Comédia nacional, pra mim, nunca foi só gênero — foi um termômetro. Quando o país ri junto de algo, é porque reconhece algo em si mesmo. E reconhecer dói menos quando dói com graça. Essa capacidade de espelhar a realidade de um jeito que não é denúncia nem escapismo puro, mas os dois ao mesmo tempo — isso é o que separa uma boa comédia brasileira de uma produção que simplesmente tenta ser engraçada.
Acompanho esse movimento de perto há anos, assistindo, debatendo e escrevendo sobre audiovisual brasileiro. E o que está acontecendo em 2026 com a comédia nacional não é acidente. É resultado. Vou tentar explicar por quê — partindo das perguntas que ouço com mais frequência.
A comédia nacional realmente sumiu ou eu estava olhando pro lugar errado?
Essa é a pergunta honesta. E a resposta também é honesta: as duas coisas ao mesmo tempo.
Entre 2017 e 2022, houve um período em que a comédia brasileira nas plataformas de streaming era tratada como produto de segundo escalão — orçamentos menores, menor investimento em roteiro, e uma aposta excessiva em nomes conhecidos do stand-up para carregar tramas que não sustentavam nem os primeiros episódios. Eu assisti a muita coisa ruim nesse período. Comédia que não entendia o próprio humor, que confundia grosseria com irreverência, que apostava em piada fácil porque era mais barato do que construir personagem.

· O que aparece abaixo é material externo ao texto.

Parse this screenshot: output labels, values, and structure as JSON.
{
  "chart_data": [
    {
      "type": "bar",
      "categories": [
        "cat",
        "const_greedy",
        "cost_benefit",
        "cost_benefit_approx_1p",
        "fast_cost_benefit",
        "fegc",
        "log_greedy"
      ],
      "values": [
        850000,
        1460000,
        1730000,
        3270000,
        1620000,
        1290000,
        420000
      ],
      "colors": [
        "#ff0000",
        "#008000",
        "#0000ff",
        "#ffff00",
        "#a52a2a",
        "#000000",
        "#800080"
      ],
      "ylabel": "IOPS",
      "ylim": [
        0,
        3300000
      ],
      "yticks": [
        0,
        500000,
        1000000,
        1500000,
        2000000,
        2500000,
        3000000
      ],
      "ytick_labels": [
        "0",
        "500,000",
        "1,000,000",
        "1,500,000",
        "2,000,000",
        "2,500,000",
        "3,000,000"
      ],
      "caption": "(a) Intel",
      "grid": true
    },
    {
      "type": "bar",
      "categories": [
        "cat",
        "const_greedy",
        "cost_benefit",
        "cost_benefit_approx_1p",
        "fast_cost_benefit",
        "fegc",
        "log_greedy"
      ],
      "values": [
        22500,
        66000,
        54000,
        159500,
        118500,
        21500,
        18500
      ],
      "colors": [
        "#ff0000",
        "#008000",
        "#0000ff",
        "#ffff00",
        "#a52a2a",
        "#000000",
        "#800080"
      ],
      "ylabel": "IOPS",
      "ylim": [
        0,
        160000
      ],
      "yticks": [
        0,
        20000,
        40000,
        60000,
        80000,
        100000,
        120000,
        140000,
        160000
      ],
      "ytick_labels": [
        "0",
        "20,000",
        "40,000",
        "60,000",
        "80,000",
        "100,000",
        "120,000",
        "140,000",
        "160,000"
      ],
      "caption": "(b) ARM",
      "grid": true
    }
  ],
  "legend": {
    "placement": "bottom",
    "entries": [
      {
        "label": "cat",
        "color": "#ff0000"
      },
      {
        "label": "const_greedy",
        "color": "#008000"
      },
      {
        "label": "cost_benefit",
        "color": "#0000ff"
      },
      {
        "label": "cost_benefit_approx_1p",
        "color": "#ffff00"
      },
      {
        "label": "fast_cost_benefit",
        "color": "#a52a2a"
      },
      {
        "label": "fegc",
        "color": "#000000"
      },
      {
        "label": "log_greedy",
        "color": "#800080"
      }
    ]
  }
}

O público percebeu. A audiência migrou — não necessariamente para fora do gênero, mas para formatos menores: esquetes no YouTube, perfis de humor no Instagram, séries curtas no TikTok. A comédia não morreu; ela se fragmentou. E foi nessa fragmentação que algo importante aconteceu: os criadores aprenderam o que de fato fazia as pessoas rirem em 2020, em 2021, em 2022.
Quando as plataformas e as produtoras voltaram a investir com mais seriedade, elas tinham um laboratório enorme de dados e referências. Não foi intuição — foi aprendizado aplicado.
Por que 2026 virou o ponto de virada?
Não existe uma data exata, mas consigo identificar pelo menos três fatores que convergiram.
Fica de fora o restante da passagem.